And that means Ford doesn’t have to purchase as much power from the
grid.


Dorrance Noonan is CEO of STM Power, the company that’s redesigned
the old engine. Noonan says Ford is a perfect candidate for this
technology.


“We’re really excited about the Ford project because it offers a
tremendous opportunity to manufacturing companies and large paint
operations, who have large VOC problems that they have to deal with in
very expensive ways.”


The Ford plant is just the beginning for the company. They also plan to
deliver their portable on-site generators to landfills and wastewater
treatment plants. In that situation, methane gas is used as the fuel to
generate electricity. Noonan says his company has a bright future.

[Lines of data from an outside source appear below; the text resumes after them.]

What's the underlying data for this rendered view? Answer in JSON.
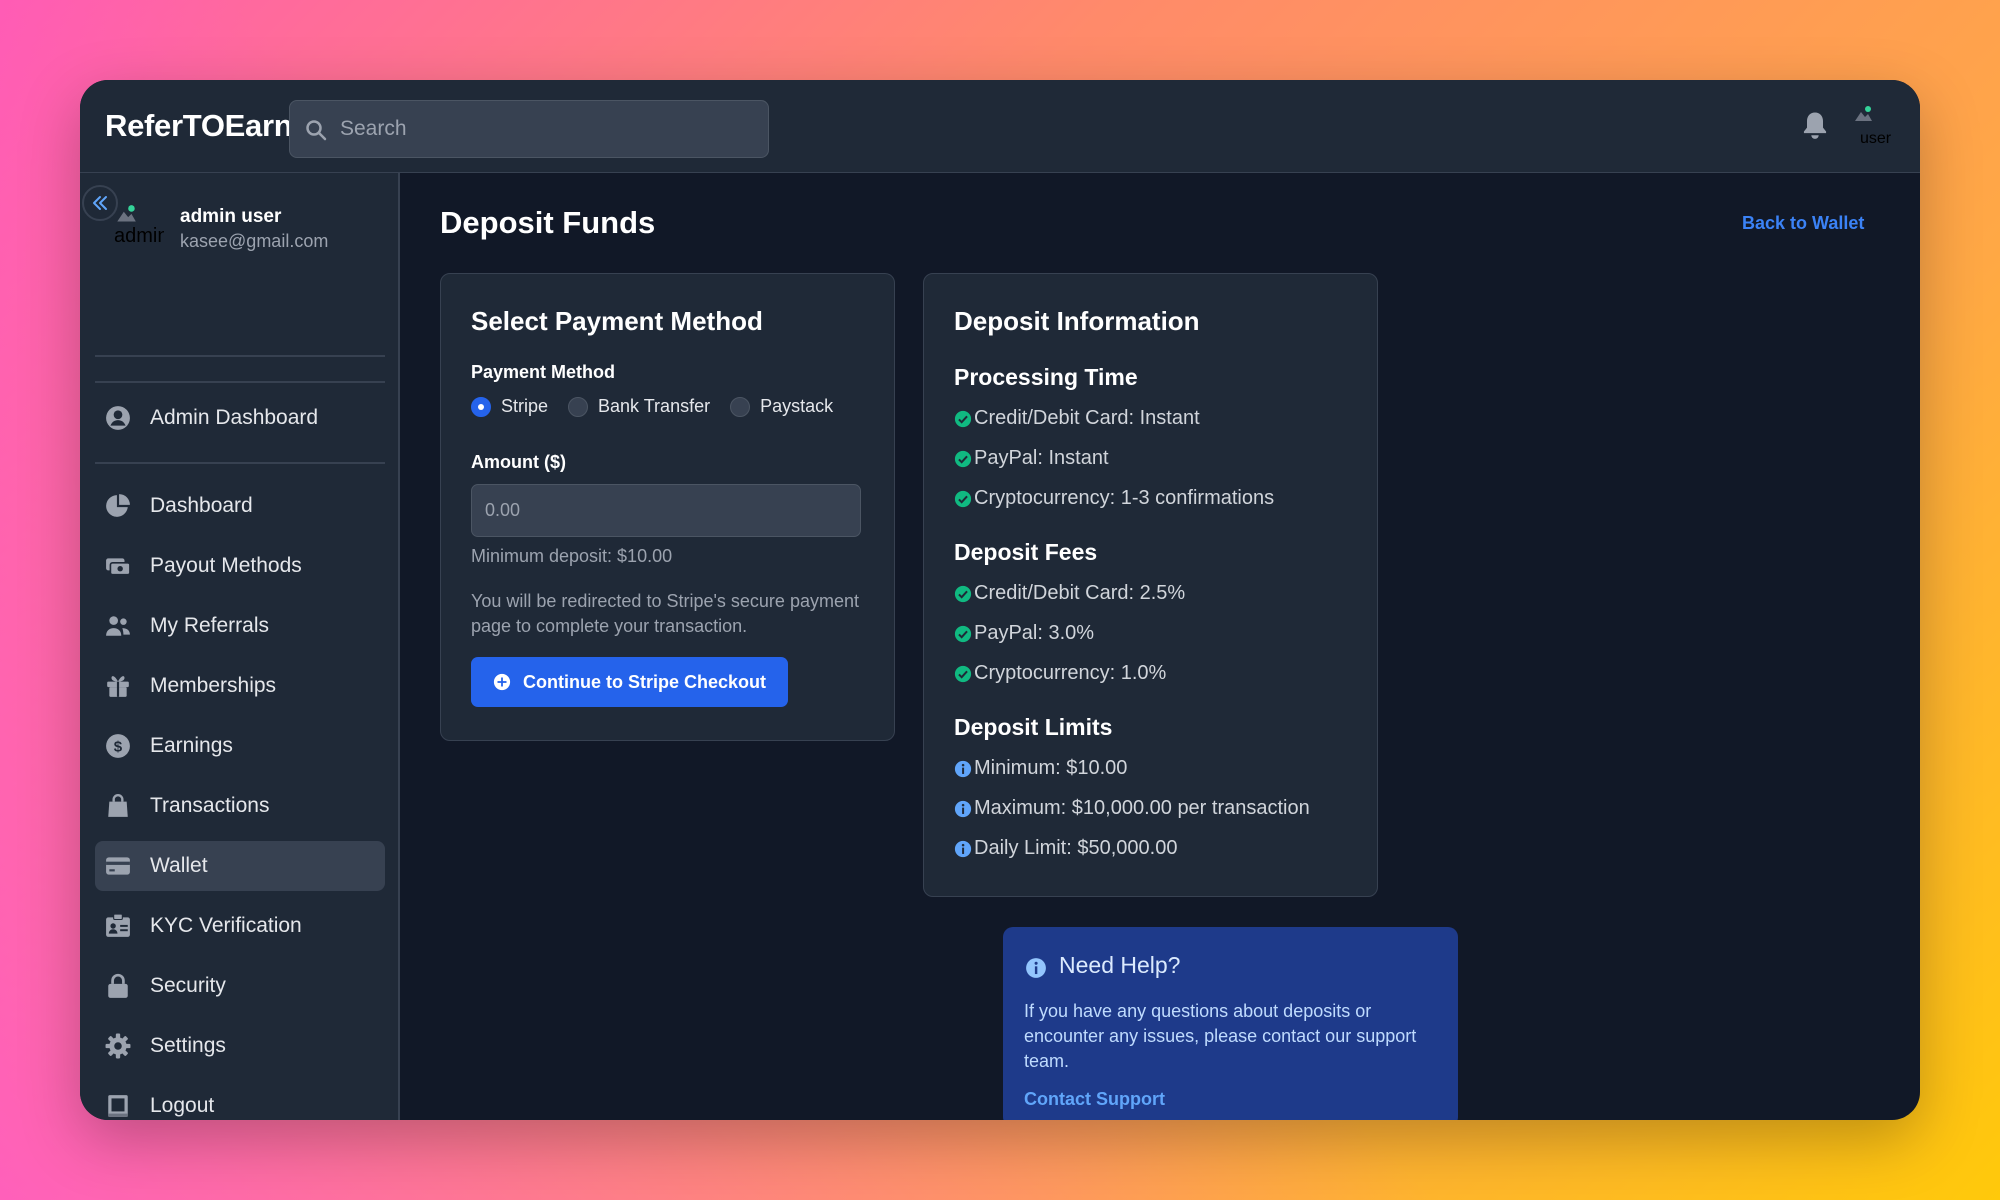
{
  "header": {
    "brand": "ReferTOEarn",
    "search_placeholder": "Search",
    "user_avatar_alt": "user"
  },
  "sidebar": {
    "profile": {
      "name": "admin user",
      "email": "kasee@gmail.com",
      "avatar_alt": "admin"
    },
    "admin_item": {
      "label": "Admin Dashboard",
      "icon": "user-circle-icon"
    },
    "items": [
      {
        "label": "Dashboard",
        "icon": "pie-chart-icon"
      },
      {
        "label": "Payout Methods",
        "icon": "money-bill-icon"
      },
      {
        "label": "My Referrals",
        "icon": "users-icon"
      },
      {
        "label": "Memberships",
        "icon": "gift-icon"
      },
      {
        "label": "Earnings",
        "icon": "dollar-circle-icon"
      },
      {
        "label": "Transactions",
        "icon": "shopping-bag-icon"
      },
      {
        "label": "Wallet",
        "icon": "credit-card-icon",
        "active": true
      },
      {
        "label": "KYC Verification",
        "icon": "id-card-icon"
      },
      {
        "label": "Security",
        "icon": "lock-icon"
      },
      {
        "label": "Settings",
        "icon": "gear-icon"
      },
      {
        "label": "Logout",
        "icon": "logout-icon"
      }
    ]
  },
  "main": {
    "title": "Deposit Funds",
    "back_link": "Back to Wallet",
    "payment_card": {
      "title": "Select Payment Method",
      "method_label": "Payment Method",
      "methods": [
        "Stripe",
        "Bank Transfer",
        "Paystack"
      ],
      "selected_method": "Stripe",
      "amount_label": "Amount ($)",
      "amount_placeholder": "0.00",
      "minimum_note": "Minimum deposit: $10.00",
      "redirect_note": "You will be redirected to Stripe's secure payment page to complete your transaction.",
      "button_label": "Continue to Stripe Checkout"
    },
    "info_card": {
      "title": "Deposit Information",
      "processing_title": "Processing Time",
      "processing": [
        "Credit/Debit Card: Instant",
        "PayPal: Instant",
        "Cryptocurrency: 1-3 confirmations"
      ],
      "fees_title": "Deposit Fees",
      "fees": [
        "Credit/Debit Card: 2.5%",
        "PayPal: 3.0%",
        "Cryptocurrency: 1.0%"
      ],
      "limits_title": "Deposit Limits",
      "limits": [
        "Minimum: $10.00",
        "Maximum: $10,000.00 per transaction",
        "Daily Limit: $50,000.00"
      ]
    },
    "help_card": {
      "title": "Need Help?",
      "text": "If you have any questions about deposits or encounter any issues, please contact our support team.",
      "link": "Contact Support"
    }
  },
  "colors": {
    "accent": "#2563eb",
    "link": "#3b82f6",
    "success": "#10b981",
    "info": "#60a5fa",
    "panel": "#1f2937",
    "background": "#111827"
  }
}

“Well, in the next couple of years, we see strong penetration in our two focus
markets, which are the landfill markets in the U.S. and the wastewater
treatment markets in the United States, and then we see that expansion
going outside of the United States to Europe and eventually to Asia.”


There are some skeptics.


Dan Rassler, with the Electric Power Research Institute, says STM’s
technology does have the potential to create viable new sources of
energy, but more companies need to actually start using it before he can
know for sure, and he says that right now the technology is still too
expensive for many companies.


“We’d like to see the capitol costs of these systems be lower than where
they are today.”


Right now, an STM unit costs $65,000. Rassler would like to see overall
costs cut by 10 to 20 percent. He says costs could decrease as more of
these units come on line.


STM CEO Dorrance Noonan says the costs are comparable to competing
on-site generators, and these expenses will be offset by using the free
fuel used to generate electricity that his engines provide. Noonan says
that continuing high natural gas prices will be his technology’s best
friend, as companies strive for ways to reduce energy costs.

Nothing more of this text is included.